You and your partner(s) must all run this script with the same
[team name]. This is how we know you are part of the same group.
To turn-in your project, you should submit your (thoroughly documented) code along with three other files:
- A Makefile that compiles your code.
- A plain-text (no Word or PDF) README file. In this file, you should briefly describe your high-level approach,
any challenges you faced, and an overview of how you tested your code.
- A file called secret_flags. This file should contain the secret flags of all group members, one
per line, in plain ASCII. For example, a group of two should have a file with exactly ten lines in it.
Your README, Makefile, secret_flags file, source code, etc. should all be placed in a directory. You submit your project
by running the turn-in script as follows:
$ /course/cs3700f17/bin/turnin project4 [project directory]
[project directory] is the name of the directory with your submission. The script will print out every file that you are
submitting, so make sure that it prints out all of the files you wish to submit! The turn-in script will not accept
submissions that are missing a README, a Makefile, or a secret_flags file.

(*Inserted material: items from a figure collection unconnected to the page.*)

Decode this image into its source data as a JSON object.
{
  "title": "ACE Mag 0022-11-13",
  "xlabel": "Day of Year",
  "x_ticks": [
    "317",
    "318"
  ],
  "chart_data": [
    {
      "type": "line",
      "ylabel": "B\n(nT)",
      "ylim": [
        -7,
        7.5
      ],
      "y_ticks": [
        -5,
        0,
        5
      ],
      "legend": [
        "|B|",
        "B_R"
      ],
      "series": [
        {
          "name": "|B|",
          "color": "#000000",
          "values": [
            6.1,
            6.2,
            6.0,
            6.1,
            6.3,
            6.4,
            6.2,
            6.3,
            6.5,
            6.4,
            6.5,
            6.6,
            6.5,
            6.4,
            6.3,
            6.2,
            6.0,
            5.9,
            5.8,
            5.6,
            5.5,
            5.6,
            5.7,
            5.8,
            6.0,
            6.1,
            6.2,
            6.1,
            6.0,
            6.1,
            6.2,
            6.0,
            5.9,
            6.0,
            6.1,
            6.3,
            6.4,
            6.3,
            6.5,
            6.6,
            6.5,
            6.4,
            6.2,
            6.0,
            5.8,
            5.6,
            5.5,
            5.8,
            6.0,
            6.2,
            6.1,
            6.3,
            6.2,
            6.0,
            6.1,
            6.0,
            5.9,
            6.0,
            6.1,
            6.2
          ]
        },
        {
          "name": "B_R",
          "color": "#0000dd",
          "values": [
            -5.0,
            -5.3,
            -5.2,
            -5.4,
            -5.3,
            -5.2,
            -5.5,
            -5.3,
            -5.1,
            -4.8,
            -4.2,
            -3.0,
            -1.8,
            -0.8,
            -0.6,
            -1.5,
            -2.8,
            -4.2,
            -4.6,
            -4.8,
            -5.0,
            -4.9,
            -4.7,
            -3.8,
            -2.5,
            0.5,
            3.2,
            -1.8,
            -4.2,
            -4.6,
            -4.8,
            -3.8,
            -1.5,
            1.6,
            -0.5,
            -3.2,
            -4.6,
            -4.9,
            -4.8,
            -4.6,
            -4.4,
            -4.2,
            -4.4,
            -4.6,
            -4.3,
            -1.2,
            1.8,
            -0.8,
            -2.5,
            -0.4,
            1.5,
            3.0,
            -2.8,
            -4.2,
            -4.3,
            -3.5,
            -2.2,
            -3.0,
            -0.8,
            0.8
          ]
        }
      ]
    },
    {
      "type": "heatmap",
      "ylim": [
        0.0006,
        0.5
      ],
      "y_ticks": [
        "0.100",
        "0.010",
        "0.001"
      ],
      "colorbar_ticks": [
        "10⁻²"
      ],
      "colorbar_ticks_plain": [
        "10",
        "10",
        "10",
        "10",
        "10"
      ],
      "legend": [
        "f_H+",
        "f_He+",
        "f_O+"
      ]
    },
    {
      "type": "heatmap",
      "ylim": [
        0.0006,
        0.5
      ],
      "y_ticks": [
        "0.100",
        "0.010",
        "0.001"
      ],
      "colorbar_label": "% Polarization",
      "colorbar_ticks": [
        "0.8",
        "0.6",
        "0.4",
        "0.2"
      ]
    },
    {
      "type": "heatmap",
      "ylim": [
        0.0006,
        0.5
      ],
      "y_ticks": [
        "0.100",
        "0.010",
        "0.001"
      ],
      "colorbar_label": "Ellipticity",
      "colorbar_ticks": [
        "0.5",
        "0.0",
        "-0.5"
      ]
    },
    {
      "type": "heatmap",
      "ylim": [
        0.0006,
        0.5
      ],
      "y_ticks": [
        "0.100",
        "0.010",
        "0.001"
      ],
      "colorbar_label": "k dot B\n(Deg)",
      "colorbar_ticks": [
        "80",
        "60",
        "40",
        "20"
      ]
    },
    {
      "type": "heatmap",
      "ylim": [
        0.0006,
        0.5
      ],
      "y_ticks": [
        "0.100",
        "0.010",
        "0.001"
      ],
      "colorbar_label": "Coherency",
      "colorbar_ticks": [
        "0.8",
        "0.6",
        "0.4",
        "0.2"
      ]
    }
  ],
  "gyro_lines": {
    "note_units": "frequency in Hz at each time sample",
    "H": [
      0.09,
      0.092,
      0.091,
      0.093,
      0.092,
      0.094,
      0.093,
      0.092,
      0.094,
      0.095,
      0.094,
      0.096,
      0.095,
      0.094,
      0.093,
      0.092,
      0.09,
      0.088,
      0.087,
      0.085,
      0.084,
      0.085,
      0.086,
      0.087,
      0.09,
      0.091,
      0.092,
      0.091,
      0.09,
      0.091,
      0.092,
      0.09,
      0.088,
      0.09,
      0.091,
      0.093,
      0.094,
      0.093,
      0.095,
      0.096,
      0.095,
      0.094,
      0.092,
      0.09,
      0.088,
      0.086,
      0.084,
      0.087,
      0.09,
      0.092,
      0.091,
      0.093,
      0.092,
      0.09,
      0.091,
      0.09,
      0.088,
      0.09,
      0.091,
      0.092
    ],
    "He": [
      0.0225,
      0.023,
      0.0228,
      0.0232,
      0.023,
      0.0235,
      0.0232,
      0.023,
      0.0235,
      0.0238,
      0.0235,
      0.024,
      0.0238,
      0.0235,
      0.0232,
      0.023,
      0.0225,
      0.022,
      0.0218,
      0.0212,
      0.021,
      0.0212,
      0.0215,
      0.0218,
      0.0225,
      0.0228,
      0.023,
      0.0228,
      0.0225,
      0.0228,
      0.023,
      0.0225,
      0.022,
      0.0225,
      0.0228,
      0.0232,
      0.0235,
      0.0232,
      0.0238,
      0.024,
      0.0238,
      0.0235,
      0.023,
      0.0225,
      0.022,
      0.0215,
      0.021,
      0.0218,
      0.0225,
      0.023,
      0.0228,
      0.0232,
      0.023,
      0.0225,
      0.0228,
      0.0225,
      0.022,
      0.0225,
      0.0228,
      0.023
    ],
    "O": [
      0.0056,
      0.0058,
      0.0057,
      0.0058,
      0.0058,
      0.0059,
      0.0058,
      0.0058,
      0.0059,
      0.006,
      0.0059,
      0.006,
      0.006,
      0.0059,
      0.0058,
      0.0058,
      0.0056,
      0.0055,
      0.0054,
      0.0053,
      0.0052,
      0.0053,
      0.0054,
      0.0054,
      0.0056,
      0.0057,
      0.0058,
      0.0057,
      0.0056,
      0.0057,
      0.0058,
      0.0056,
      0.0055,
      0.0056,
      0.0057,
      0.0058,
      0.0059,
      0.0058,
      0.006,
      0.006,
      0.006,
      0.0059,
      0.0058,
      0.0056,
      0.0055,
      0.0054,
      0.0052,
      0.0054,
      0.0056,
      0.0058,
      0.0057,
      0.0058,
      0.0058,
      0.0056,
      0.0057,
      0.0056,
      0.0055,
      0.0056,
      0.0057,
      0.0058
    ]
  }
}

Only one group member needs to submit your project. Your group may submit as many times as you wish; only the last submission will be graded, and the time of the last
submission will determine whether your assignment is late.
Grading
This project is worth 8% of your final grade. You will receive full credit if 1) your code compiles, runs, and produces the
expected output, 2) you have not used any illegal libraries, and 3) you successfully submit the
secret flags of all group members. All student code will be scanned by plagarism detection software to ensure
that students are not copying code from the Internet or each other.